Thanks for the correction

3090 - 142 tf

R9700 - 191 tf

[-]

b3081a@reddit

fp8 marlin kernels are way slower than native and is nowhere near its theoretical tensor performance. If all you want is single user decode performance (rather than batch decode/prefill) then 3090's bandwidth is much more favorable though.

[-]

Rich_Repeat_22@reddit

3090 doesn't offer FP4 nor FP8, needs emulator and the perf tanks doing so.

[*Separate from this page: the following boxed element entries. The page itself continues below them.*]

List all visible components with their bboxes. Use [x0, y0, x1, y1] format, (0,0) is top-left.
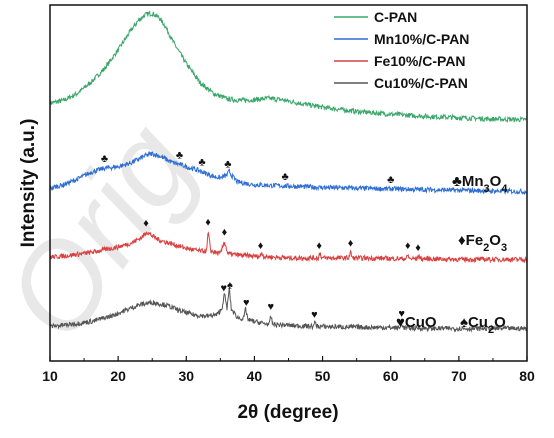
legend-label-0: C-PAN: [374, 9, 417, 25]
cuo-phase-label: ♥CuO: [396, 314, 437, 331]
legend: C-PAN Mn10%/C-PAN Fe10%/C-PAN Cu10%/C-PAN: [334, 9, 469, 91]
x-tick-label-1: 20: [110, 368, 126, 384]
fe2o3-phase-label: ♦Fe2O3: [458, 232, 507, 254]
mn3o4-peak-marker-5: ♣: [387, 174, 394, 186]
cuo-peak-marker-3: ♥: [311, 309, 318, 321]
legend-label-2: Fe10%/C-PAN: [374, 53, 466, 69]
series-line-2: [49, 230, 528, 264]
series-line-3: [49, 286, 528, 333]
fe2o3-peak-marker-4: ♦: [316, 240, 322, 252]
x-axis-label-prefix: 2: [237, 402, 248, 423]
x-axis-label-theta: θ: [248, 402, 258, 423]
cuo-peak-marker-4: ♥: [398, 308, 405, 320]
x-tick-label-4: 50: [315, 368, 331, 384]
fe2o3-peak-marker-6: ♦: [405, 240, 411, 252]
cuo-peak-marker-1: ♥: [243, 297, 250, 309]
legend-label-1: Mn10%/C-PAN: [374, 31, 469, 47]
x-tick-label-3: 40: [247, 368, 263, 384]
x-ticks: 10 20 30 40 50 60 70 80: [42, 356, 535, 384]
mn3o4-peak-marker-2: ♣: [198, 157, 205, 169]
cu2o-peak-marker-0: ♠: [227, 279, 233, 291]
mn3o4-peak-marker-4: ♣: [281, 171, 288, 183]
x-tick-label-7: 80: [519, 368, 535, 384]
x-tick-label-6: 70: [451, 368, 467, 384]
fe2o3-peak-marker-3: ♦: [258, 240, 264, 252]
x-tick-label-0: 10: [42, 368, 58, 384]
cuo-peak-marker-0: ♥: [221, 283, 228, 295]
fe2o3-peak-marker-2: ♦: [222, 226, 228, 238]
x-axis-label-suffix: (degree): [258, 402, 338, 423]
cuo-peak-marker-2: ♥: [268, 301, 275, 313]
mn3o4-peak-marker-0: ♣: [101, 153, 108, 165]
fe2o3-peak-marker-5: ♦: [348, 238, 354, 250]
series-line-1: [49, 150, 528, 196]
mn3o4-peak-marker-1: ♣: [176, 150, 183, 162]
fe2o3-peak-marker-7: ♦: [415, 242, 421, 254]
mn3o4-peak-marker-3: ♣: [224, 159, 231, 171]
x-tick-label-5: 60: [383, 368, 399, 384]
x-tick-label-2: 30: [178, 368, 194, 384]
plot-area: ♣ ♣♣ ♣♣ ♣♦ ♦♦♦ ♦ ♦ ♦ ♦♥♥ ♥♥ ♥♠: [49, 10, 528, 333]
mn3o4-phase-label: ♣Mn3O4: [452, 173, 508, 195]
phase-labels: ♣Mn3O4 ♦Fe2O3 ♥CuO ♠Cu2O: [396, 173, 508, 336]
legend-label-3: Cu10%/C-PAN: [374, 75, 468, 91]
x-axis-label: 2θ (degree): [237, 402, 338, 423]
fe2o3-peak-marker-1: ♦: [205, 217, 211, 229]
y-axis-label: Intensity (a.u.): [18, 119, 39, 248]
fe2o3-peak-marker-0: ♦: [143, 218, 149, 230]
cu2o-phase-label: ♠Cu2O: [460, 314, 506, 336]
series-line-0: [49, 10, 528, 124]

On R9700 FP8 and BF8 are fully supported, with improved perf.

FYI, FSR4 is FP8.

Don't confuse it with the 7900XTX and the rest of the RDNA3/3.5 lineup.

And here is the full list

v_wmma_f32_16x16x16_f16
v_wmma_f32_16x16x16_bf16
v_wmma_f16_16x16x16_f16
v_wmma_bf16_16x16x16_bf16
v_wmma_i32_16x16x16_iu8
v_wmma_i32_16x16x16_iu4
v_wmma_i32_16x16x32_iu4
v_wmma_f32_16x16x16_fp8_fp8
v_wmma_f32_16x16x16_fp8_bf8
v_wmma_f32_16x16x16_bf8_fp8
v_wmma_f32_16x16x16_bf8_bf8
v_swmmac_f32_16x16x32_f16
v_swmmac_f32_16x16x32_bf16
v_swmmac_f16_16x16x32_f16
v_swmmac_bf16_16x16x32_bf16
v_swmmac_i32_16x16x32_iu8
v_swmmac_i32_16x16x32_iu4
v_swmmac_i32_16x16x64_iu4
v_swmmac_f32_16x16x32_fp8_fp8
v_swmmac_f32_16x16x32_fp8_bf8
v_swmmac_f32_16x16x32_bf8_fp8
v_swmmac_f32_16x16x32_bf8_bf8.

[-]

ForsookComparison@reddit

The w6800 Pro has chilled on used markets for about this price for over a year now.

This is that but probably with some better Prompt Processing and a hair faster inference.

If you didn't get excited by or come across the w6800, then you don't have to put much thought into the R9700 unless prompt processing was your only big stopper, yet is still not a huge requirement(?).

[-]

Woof9000@reddit

3.6 Roentgen, not great, not terrible.

[-]

regional_chumpion@reddit (OP)

That’s 1000 chest X-rays though.

[-]

Repsol_Honda_PL@reddit

Good price but Low cores count, average performance.